The urban silk route

Guest blogger Emily Parker talks about The Canning Town Caravanserai, a community-focused urban regeneration project located on a demolition site in East London that brings people together to share skills, build relationships and create opportunities


When a team of architects and young volunteers set out to build the Canning Town Caravanserai on a disused brownfield site in early 2012, local residents said that their part of London was drab and unfriendly, and the most exciting place to spend time outside of their homes was McDonald’s. Young people living on the south side of the busy A13 flyover didn’t mix with those living on the north side, and older residents complained the area lacked facilities that bring people of all ages together.

The Canning Town Caravanserai project was conceived in 2011, after Ash Sakula Architects were part of a winning team in that year’s Meanwhile London competition. The three temporary brownfield sites offered up for transformation were situated along an ‘arc of opportunity’, an area between Stratford and the Royal Docks that was earmarked as the forefront of Newham’s major regeneration programme. The competition looked for ideas that would highlight the potential of the local area by attracting visitors and encouraging local entrepreneurship. The aim was to set the stage for local development whilst large construction sites lay dormant, as well as demonstrate how interim or ‘meanwhile’ uses can be an integral part of regeneration.

The inspiration for the Canning Town Caravanserai came from the medieval Silk Route inns that went by this name. These open compounds enabled travelling traders from across Asia, North Africa and southeastern Europe to rest and recover from the day’s journey: to eat, drink, be entertained and make merry. So the Silk Route Caravanserai brought diverse people together and facilitated the exchange of goods, knowledge and culture across great distances.



In Canning Town, the Caravanserai’s aims are similar, if on a slightly smaller scale. The local population is one of the most ethnically diverse in the country, and the Caravanserai’s facilities and on-site events are designed to bring locals together and encourage them to share their great range of skills, knowledge and perspectives with each other. The various different structures, which have sprung up at the meanwhile site over the last two years thanks to hundreds of volunteers’ efforts, combine together to support this aim.

You might meet a steel pan expert over a shared community meal at the Long Table and find out he is your neighbour, cook wild nettle pesto with a fellow gardening enthusiast at the Oasis Café, offer to teach your native language to others under the sari-canopy of the Flying Carpet Theatre, or simply sit on the Mint Terrace with a cup of mint tea and people-watch. The structures themselves are beautifully designed and create a peaceful oasis in the midst of the concrete construction jungle of Canning Town, but for me, the core of the Caravanserai is its focus on building social relationships that cut through the often harsh unfriendliness of city life.
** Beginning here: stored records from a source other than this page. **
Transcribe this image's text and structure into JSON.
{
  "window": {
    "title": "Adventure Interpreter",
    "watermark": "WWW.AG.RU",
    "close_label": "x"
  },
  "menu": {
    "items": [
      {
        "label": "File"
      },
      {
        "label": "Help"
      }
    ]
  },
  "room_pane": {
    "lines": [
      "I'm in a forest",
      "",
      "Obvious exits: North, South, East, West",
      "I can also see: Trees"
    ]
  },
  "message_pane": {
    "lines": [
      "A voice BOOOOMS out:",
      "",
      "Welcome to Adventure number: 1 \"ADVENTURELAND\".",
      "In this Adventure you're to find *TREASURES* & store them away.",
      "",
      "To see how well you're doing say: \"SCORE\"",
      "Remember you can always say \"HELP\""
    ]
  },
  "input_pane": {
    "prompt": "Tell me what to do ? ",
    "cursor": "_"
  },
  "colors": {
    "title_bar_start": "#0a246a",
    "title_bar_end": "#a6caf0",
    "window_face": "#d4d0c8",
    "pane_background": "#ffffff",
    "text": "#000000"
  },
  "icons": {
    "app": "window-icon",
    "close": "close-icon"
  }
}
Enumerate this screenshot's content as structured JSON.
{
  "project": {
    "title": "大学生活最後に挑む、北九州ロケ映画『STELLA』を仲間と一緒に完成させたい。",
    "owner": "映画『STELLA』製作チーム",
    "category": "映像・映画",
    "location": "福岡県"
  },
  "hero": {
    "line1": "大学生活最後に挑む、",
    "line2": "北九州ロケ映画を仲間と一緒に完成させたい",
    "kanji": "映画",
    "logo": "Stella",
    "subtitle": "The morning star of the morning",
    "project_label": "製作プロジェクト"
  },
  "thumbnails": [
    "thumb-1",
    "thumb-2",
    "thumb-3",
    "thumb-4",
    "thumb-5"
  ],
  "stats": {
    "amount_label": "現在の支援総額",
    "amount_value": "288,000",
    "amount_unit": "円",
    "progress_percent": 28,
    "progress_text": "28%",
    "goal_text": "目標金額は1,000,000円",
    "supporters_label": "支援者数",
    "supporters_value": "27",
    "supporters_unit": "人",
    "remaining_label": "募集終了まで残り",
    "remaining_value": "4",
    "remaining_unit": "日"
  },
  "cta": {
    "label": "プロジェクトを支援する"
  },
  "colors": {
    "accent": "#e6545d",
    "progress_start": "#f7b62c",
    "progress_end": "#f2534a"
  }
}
As the Caravanserai nears the end of its current lease, its challenge as a meanwhile project is to enable these social relationships to continue after the original site is lost. ‘Interim’, ‘pop-up’ and ‘meanwhile’ have become popular buzzwords in urban development over the past few years, and it is clear that temporary projects can momentarily inject energy into a disused space, but what of the long-term influence of meanwhile projects on life in the city? What if the people who are brought together by their shared use of the Caravanserai never see each other again after that chance meeting one evening at the Long Table?

Community Dinner at the Long Table

Luckily for the Caravanserai, there were many Silk Route trading inns, all of which followed the same basic idea but varied in shape and size. The answer to the question of long-term sustainability is to find new local sites to which the Caravanserai’s structures can move, or where new Caravanserais can be built. Poplar HARCA, an innovative housing association on the other side of the River Lea, has space to host the Caravanserai after the current lease ends in October 2015. The new site will be just within travelling distance for current participants, and it will also enable a new group of Poplar HARCA residents to engage with the project and forge links with people living on the other side of the River Lea.

So, as is often the case, out of a challenge has come an opportunity. Hopefully this will be the start of a network of Caravanserais that make use of slack space in the city, inspire local collaboration and exchange, and extend people’s social circles along a temporary urban Silk Route.